Home / SEO Office Hours / Crawling / Page 4

Crawling

Before a page can be indexed (and therefore appear within search results), it must first be crawled by search engine crawlers like Googlebot. There are many things to consider in order to get pages crawled and ensure they are adhering to the correct guidelines. These are covered within our SEO Office Hours notes, as well as further research and recommendations.

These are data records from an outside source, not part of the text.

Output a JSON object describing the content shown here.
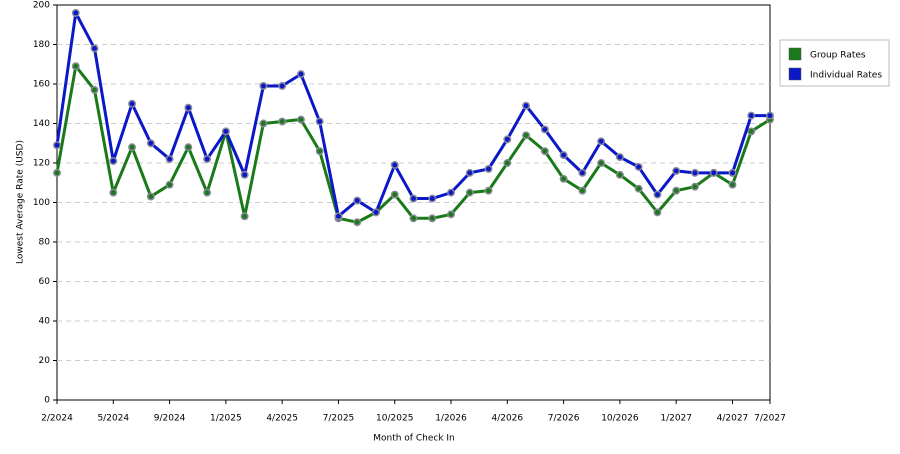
{
  "chart_data": {
    "type": "line",
    "y_label": "Lowest Average Rate (USD)",
    "x_label": "Month of Check In",
    "categories": [
      "2/2024",
      null,
      null,
      "5/2024",
      null,
      null,
      "9/2024",
      null,
      null,
      "1/2025",
      null,
      null,
      "4/2025",
      null,
      null,
      "7/2025",
      null,
      null,
      "10/2025",
      null,
      null,
      "1/2026",
      null,
      null,
      "4/2026",
      null,
      null,
      "7/2026",
      null,
      null,
      "10/2026",
      null,
      null,
      "1/2027",
      null,
      null,
      "4/2027",
      null,
      "7/2027"
    ],
    "series": [
      {
        "name": "Group Rates",
        "color": "#1a7a1a",
        "values": [
          115,
          169,
          157,
          105,
          128,
          103,
          109,
          128,
          105,
          136,
          93,
          140,
          141,
          142,
          126,
          92,
          90,
          95,
          104,
          92,
          92,
          94,
          105,
          106,
          120,
          134,
          126,
          112,
          106,
          120,
          114,
          107,
          95,
          106,
          108,
          115,
          109,
          136,
          142
        ]
      },
      {
        "name": "Individual Rates",
        "color": "#0a18c8",
        "values": [
          129,
          196,
          178,
          121,
          150,
          130,
          122,
          148,
          122,
          136,
          114,
          159,
          159,
          165,
          141,
          93,
          101,
          95,
          119,
          102,
          102,
          105,
          115,
          117,
          132,
          149,
          137,
          124,
          115,
          131,
          123,
          118,
          104,
          116,
          115,
          115,
          115,
          144,
          144
        ]
      }
    ],
    "ylim": [
      0,
      200
    ],
    "yticks": [
      0,
      20,
      40,
      60,
      80,
      100,
      120,
      140,
      160,
      180,
      200
    ],
    "grid": true,
    "legend": "right"
  }
}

For more SEO knowledge on crawling and to optimize your site’s crawlability, check out Lumar’s additional resources:

404 or 410 Status Codes Will Not Impact a Website’s Rankings

If Google identifies 404 or 410 pages on a site, it will continue to crawl these pages in case anything changes, but will begin to phase out the crawling frequency to concentrate more on the pages which return 200 status codes.

1 Nov 2019

Last Modification Dates Important For Recrawling Changed Pages on Large Sites

Including last modification dates on large sites can be important for Google because it helps prioritize the crawling of a changed page which might otherwise take much longer to be recrawled.

29 Oct 2019

Google Has a Separate User Agent For Crawling Sitemaps & For GSC Verification

Google has a separate user agent that fetches the sitemap file, as well as one to crawl for GSC verification. John recommends making sure you are not blocking these.

1 Oct 2019

Blocking Googlebot’s IP is The Best Way to Prevent Google From Crawling Your Site While Allowing Other Tools to Access It

If you want to block Googlebot from crawling a staging site, but want to allow other crawling tools access, John recommends whitelisting the IPs of the users and tools you need to view the site but disallowing Googlebot. This is because Google may crawl pages they find on a site, even if they have a noindex tag, or index pages without crawling them, even if they are blocked in robots.txt.

1 Oct 2019

Ensure Google is Able to Crawl All Pages Involved Within Infinite Scroll

When implementing infinite scroll, ensure Google is able to reach all of the pages involved. John recommends the best way to do this is by linking to all the pages individually through a pagination set up, to ensure each page can be crawled.

27 Sep 2019

Google is Unable to Crawl User-triggered Events

Googlebot cannot crawl user-triggered events, for example content loading once a user scrolls. John recommends using dynamic rendering to enable crawling of these events and ensuring the content loads with a link rather than an interaction.

27 Sep 2019

Prevent Search Engines From Crawling Low Quality UGC

When working with user-generated content, John recommends filtering out high quality pages to ensure search engines are able to see this rather than the lower quality content.

6 Sep 2019

Google Can Periodically Try to Recrawl 5xx Error Pages

If a server error is shown on a page for as long as a week, Google can treat this in a similar way to a 404 error and will reduce the crawling of that page and remove it from the index, but will still access the page every now and again to see if the content is available again. If so, the page will be indexed again.

3 Sep 2019

Google Can Crawl Different Parts of a Website at Different Speeds

Google is able to detect how frequently the different sections of a site are updated and crawl them at different speeds, so that the frequently changing pages are crawled more regularly.